The last high-profile expulsion happened in early 2020 when United Russia expelled Mikhail Ignatiev, then the governor of Chuvashia. Shortly before the expulsion Ignatiev publicly humiliated a firefighter. A day after, Vladimir Putin dismissed him for “loss of trust”. (In turn, Ignatiev took the unprecedented step of challenging the decision at court, but died in COVID-19 before the hearings could begin.) Similarly to other high-profile expulsions, Ignatiev was cut loose for embarrassing the party. In 2015, a Medvedev-era minister of agriculture, Yelena Skrynnik was officially expelled for “losing her connection” to the party, but this coincided with charges raised against Skrynnik in Switzerland for money laundering.

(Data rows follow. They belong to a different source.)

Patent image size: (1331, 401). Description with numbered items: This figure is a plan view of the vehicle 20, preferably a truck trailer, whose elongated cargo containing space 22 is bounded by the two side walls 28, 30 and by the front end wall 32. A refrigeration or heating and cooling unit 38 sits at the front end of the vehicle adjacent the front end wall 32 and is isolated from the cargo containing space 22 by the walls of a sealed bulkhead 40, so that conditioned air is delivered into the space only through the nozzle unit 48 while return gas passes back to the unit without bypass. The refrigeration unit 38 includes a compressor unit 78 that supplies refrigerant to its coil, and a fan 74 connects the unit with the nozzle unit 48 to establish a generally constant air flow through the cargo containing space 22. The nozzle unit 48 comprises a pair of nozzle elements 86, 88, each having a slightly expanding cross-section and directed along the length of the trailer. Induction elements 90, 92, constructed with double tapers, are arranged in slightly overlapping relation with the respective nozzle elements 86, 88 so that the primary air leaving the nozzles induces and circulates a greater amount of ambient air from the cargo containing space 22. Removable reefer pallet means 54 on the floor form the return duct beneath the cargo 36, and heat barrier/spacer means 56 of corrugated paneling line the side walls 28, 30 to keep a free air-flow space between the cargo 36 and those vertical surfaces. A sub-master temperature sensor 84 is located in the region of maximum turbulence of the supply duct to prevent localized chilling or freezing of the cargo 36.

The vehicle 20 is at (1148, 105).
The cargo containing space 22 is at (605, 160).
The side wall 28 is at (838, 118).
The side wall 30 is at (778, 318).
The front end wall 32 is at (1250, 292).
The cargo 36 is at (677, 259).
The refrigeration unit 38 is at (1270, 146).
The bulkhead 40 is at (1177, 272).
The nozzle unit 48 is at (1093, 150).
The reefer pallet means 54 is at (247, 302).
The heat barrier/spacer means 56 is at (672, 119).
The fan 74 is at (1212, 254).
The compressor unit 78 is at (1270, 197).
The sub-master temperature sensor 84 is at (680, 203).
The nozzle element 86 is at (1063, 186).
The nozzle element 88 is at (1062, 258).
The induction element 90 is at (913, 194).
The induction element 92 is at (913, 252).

In 2016 Mikhail Romanov, a Duma deputy, was expelled from United Russia’s General Council – though not from the party – for embarrassingly crude election-related machinations in St. Petersburg.
There are significantly fewer precedents of expulsions similar to Marchenko’s, and none of them is recent.
One similar expulsion happened in 2004, when United Russia was still a relatively new party: Anatoly Yermolin, a sitting Duma deputy was expelled in 2004 for “breaking party discipline”, after he publicly complained about pressure on the party’s deputies from the Presidential Administration. Yermolin had links to the Yukos of the then recently imprisoned Mikhail Khodorkovsky, and rumours linked the expulsion with the case. Yermolin, a former spetsnaz officer in the KGB’s Vympel unit, then went on to become a member of the Union of Right Forces, a pro-market party that included both the since assassinated Boris Nemtsov and Putin’s current deputy chief of staff, Sergey Kirienko, and later became a columnist for New Times, a liberal media outfit.
Don’t you dare
It remains to be seen whether Marchenko will go a similar way. However, the unprecedented nature of the expulsion makes the story worth following; not so much due to Marchenko’s personal significance, which is admittedly rather minor, but because it is an indication of how important disciplined voting in the Duma is going to be for the authorities in the coming years as Putin’s fourth presidential term is coming to an end.
The federal budget is an important bill, but perhaps not quite as important as the bill on public authority, which the Duma will discuss in the first reading on November 9. The bill, which will allow regional governors to stay in power for more than two consecutive terms, but forbids using the term “president” to refer to the governor of a federal subject, curbs their rights to make personnel appointments, makes it easier for the president to dismiss governors and makes it near-impossible for regional parliaments to substantially discuss federal legislative proposals (among other proposed changes) has elicited criticism from several regions. Tatarstan’s parliament straight out rejected the bill; Yakutia’s legislature approved it, but suggested major amendments, and so did the parliament of the Nenets Autonomous District. The “Zemsky S’ezd”, a forum of municipal deputies, also prepared a list of amendments.
United Russia’s reaction to Marchenko’s voting against the budget could be a warning to ruling party deputies from these regions who may consider vote against the bill or criticize it publicly. It is both a token of the importance of the law and a sign of how the leaders of the ruling party intend to go about lawmaking in the years to come.